Lauderdale, whose daughter had married Tweeddale's son, Lord Yester, had been created a Duke with special remainder to his Hay grandchildren,
' but during the Countess', his wife's, fatal illness he took up with the Countess of Dysart, whom he eventually married.
She was very jealous of her stepdaughter and managed to persuade the Duke not only to have his patent of Dukedom altered in favour of her children,
but to quarrel with the Hays and to get Tweeddale dismissed from office. The children never materialised.

A monumental lawsuit ensued by which both families were much impoverished but Tweeddale did secure the reversion of the Lauderdale estates
and the Duchess of Lauderdale was constantly writing to him during her widowhood to borrow small sums of money for 'absolute necessities.'
After Lauderdale's downfall Tweeddale was again appointed a Commissioner to the Mint and continued in office after the revolution of 1688.
 He was made Lord Chancellor in 1692, and created Marquess in 1694 In 1696 he was dismissed, ostensibly for his support of the ill-fated
Darien Scheme-an attempt to set up a Scottish colony in Panama —but more likely because William of Orange had never forgiven him for his report
on the Massacre of Glencoe, for which he had said, the King must bear at least part of the blame.
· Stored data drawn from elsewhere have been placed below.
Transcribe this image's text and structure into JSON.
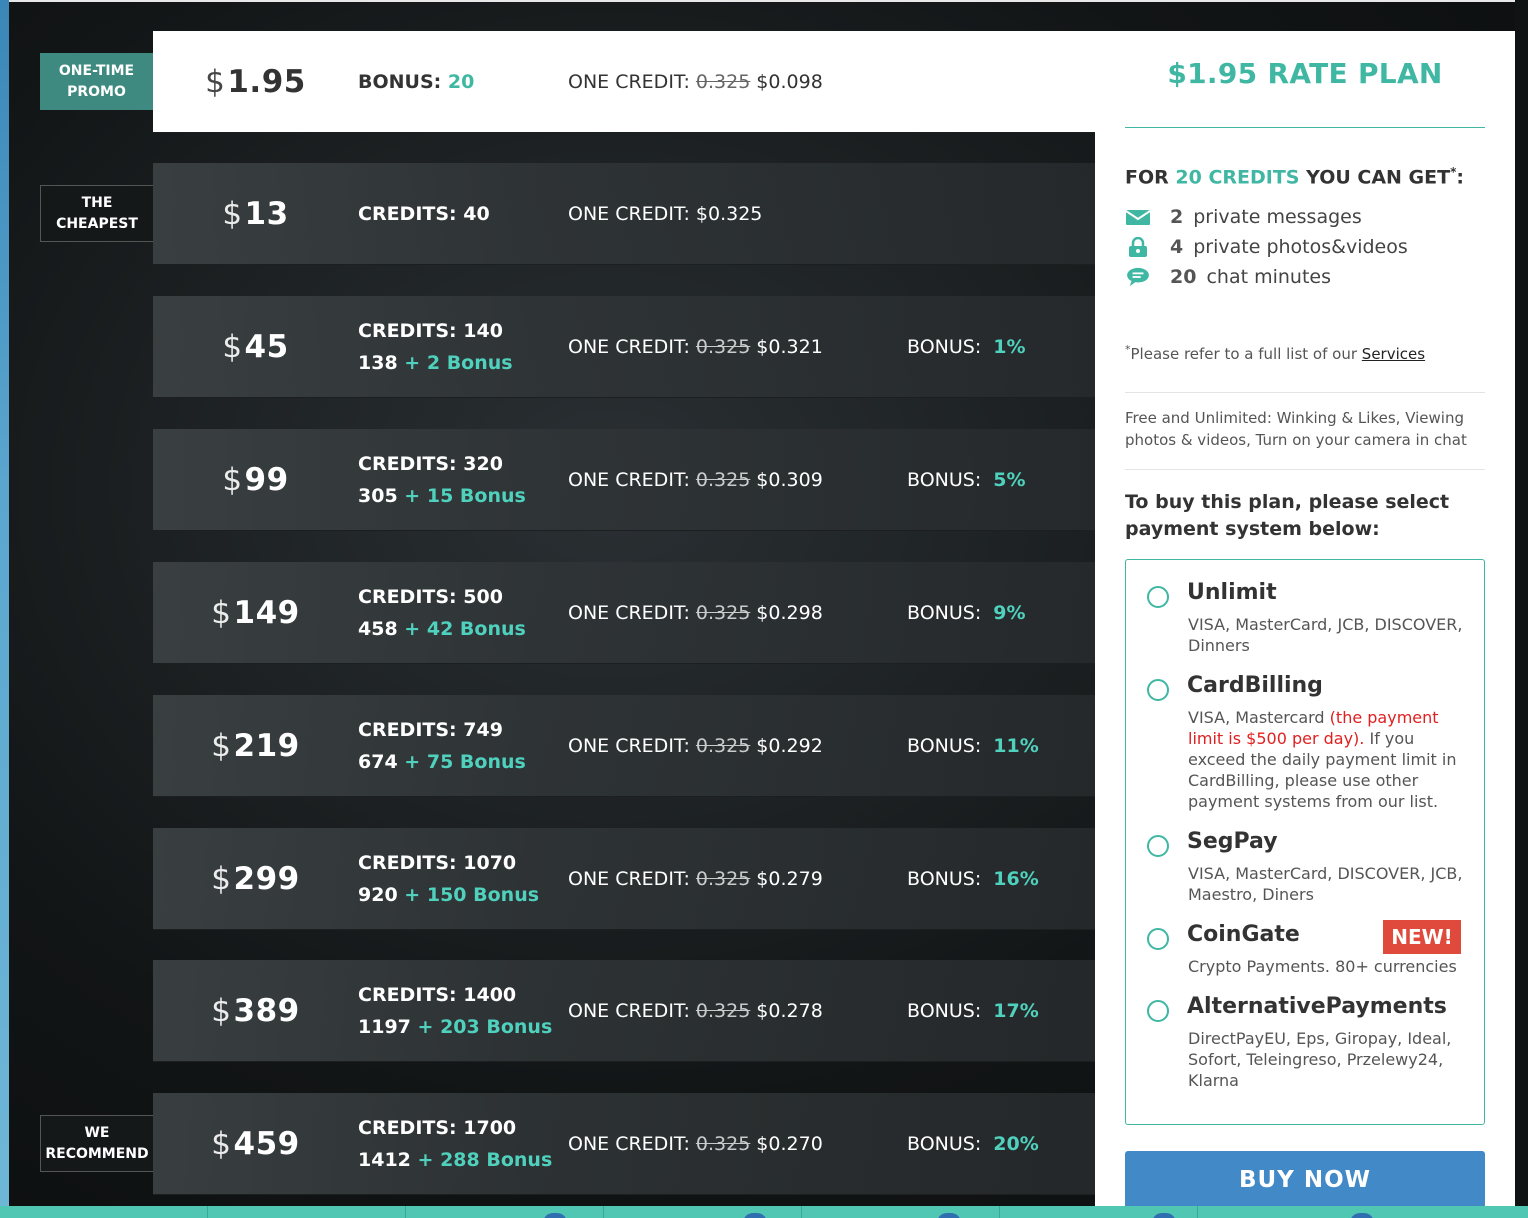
{
  "colors": {
    "teal": "#3fb7a3",
    "teal_bright": "#4fd1bd",
    "promo_tag": "#3e8a80",
    "buy_button": "#4189c7",
    "new_badge": "#e04a3c",
    "warning_red": "#e02020"
  },
  "tags": {
    "promo": [
      "ONE-TIME",
      "PROMO"
    ],
    "cheapest": [
      "THE",
      "CHEAPEST"
    ],
    "recommend": [
      "WE",
      "RECOMMEND"
    ]
  },
  "labels": {
    "currency": "$",
    "bonus_label": "BONUS:",
    "credits_label": "CREDITS:",
    "one_credit_label": "ONE CREDIT:",
    "bonus_word": "Bonus",
    "plus": "+"
  },
  "promo_row": {
    "price": "1.95",
    "bonus_value": "20",
    "old_rate": "0.325",
    "rate": "$0.098"
  },
  "rows": [
    {
      "price": "13",
      "credits": "40",
      "base": "",
      "extra": "",
      "old_rate": "",
      "rate": "$0.325",
      "bonus_pct": ""
    },
    {
      "price": "45",
      "credits": "140",
      "base": "138",
      "extra": "2",
      "old_rate": "0.325",
      "rate": "$0.321",
      "bonus_pct": "1%"
    },
    {
      "price": "99",
      "credits": "320",
      "base": "305",
      "extra": "15",
      "old_rate": "0.325",
      "rate": "$0.309",
      "bonus_pct": "5%"
    },
    {
      "price": "149",
      "credits": "500",
      "base": "458",
      "extra": "42",
      "old_rate": "0.325",
      "rate": "$0.298",
      "bonus_pct": "9%"
    },
    {
      "price": "219",
      "credits": "749",
      "base": "674",
      "extra": "75",
      "old_rate": "0.325",
      "rate": "$0.292",
      "bonus_pct": "11%"
    },
    {
      "price": "299",
      "credits": "1070",
      "base": "920",
      "extra": "150",
      "old_rate": "0.325",
      "rate": "$0.279",
      "bonus_pct": "16%"
    },
    {
      "price": "389",
      "credits": "1400",
      "base": "1197",
      "extra": "203",
      "old_rate": "0.325",
      "rate": "$0.278",
      "bonus_pct": "17%"
    },
    {
      "price": "459",
      "credits": "1700",
      "base": "1412",
      "extra": "288",
      "old_rate": "0.325",
      "rate": "$0.270",
      "bonus_pct": "20%"
    }
  ],
  "panel": {
    "title": "$1.95 RATE PLAN",
    "for_prefix": "FOR",
    "for_credits": "20 CREDITS",
    "for_suffix": "YOU CAN GET",
    "for_star": "*",
    "for_colon": ":",
    "benefits": [
      {
        "icon": "envelope-icon",
        "count": "2",
        "label": "private messages"
      },
      {
        "icon": "lock-icon",
        "count": "4",
        "label": "private photos&videos"
      },
      {
        "icon": "chat-bubble-icon",
        "count": "20",
        "label": "chat minutes"
      }
    ],
    "note_star": "*",
    "note_text": "Please refer to a full list of our",
    "note_link": "Services",
    "free_text": "Free and Unlimited: Winking & Likes, Viewing photos & videos, Turn on your camera in chat",
    "buy_text": "To buy this plan, please select payment system below:",
    "payments": [
      {
        "name": "Unlimit",
        "desc": "VISA, MasterCard, JCB, DISCOVER, Dinners"
      },
      {
        "name": "CardBilling",
        "desc_pre": "VISA, Mastercard",
        "desc_red": "(the payment limit is $500 per day).",
        "desc_post": "If you exceed the daily payment limit in CardBilling, please use other payment systems from our list."
      },
      {
        "name": "SegPay",
        "desc": "VISA, MasterCard, DISCOVER, JCB, Maestro, Diners"
      },
      {
        "name": "CoinGate",
        "desc": "Crypto Payments. 80+ currencies",
        "badge": "NEW!"
      },
      {
        "name": "AlternativePayments",
        "desc": "DirectPayEU, Eps, Giropay, Ideal, Sofort, Teleingreso, Przelewy24, Klarna"
      }
    ],
    "buy_button": "BUY NOW"
  }
}
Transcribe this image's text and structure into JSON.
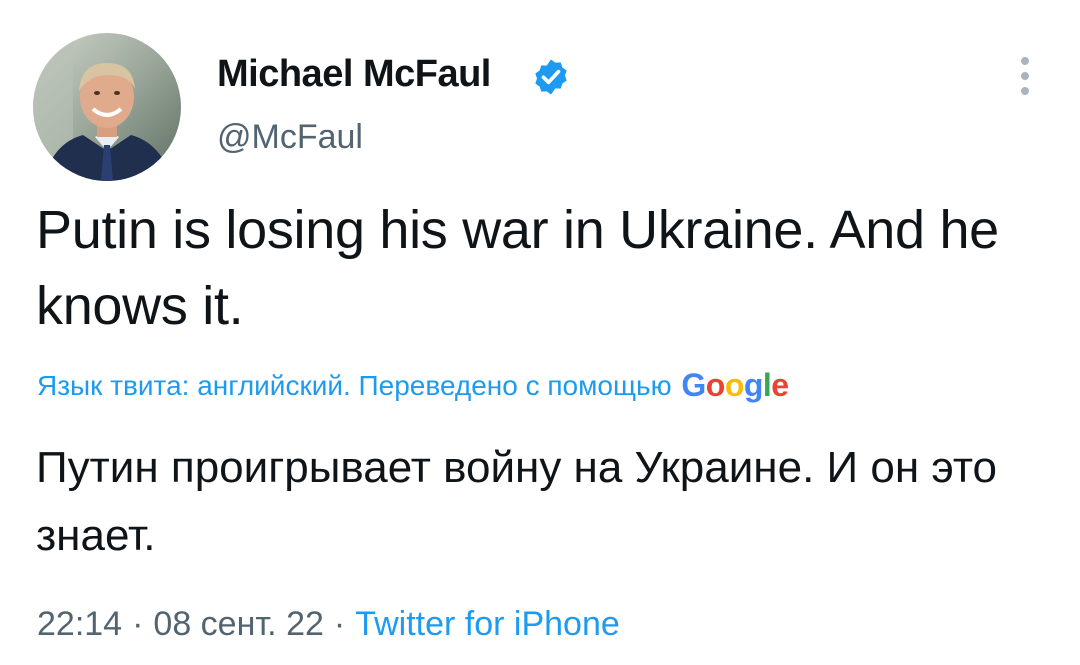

A portrait of the 1st Marquess by Sir Peter Lely, hangs in the drawing room, as well as that of his wife and daughter-in-law by the same artist
The first Marchioness was the daughter of the Earl of Buccleuch. She was something of a beauty and spent a fortune on her clothes.
It is to the vision of the 1st Marquess that we owe the beauty of the setting of Tester House; he laid out the park, built the seven miles of enclosing wall,
which was completed in 1675, and planted many of the trees. Some of the seedlings were a gift to him from the ladies of East Lothian and Berwickshire.
He also commissioned the first Yester House at the hands of Alexander McGill, and it was inhabited in his lifetime, although not finished.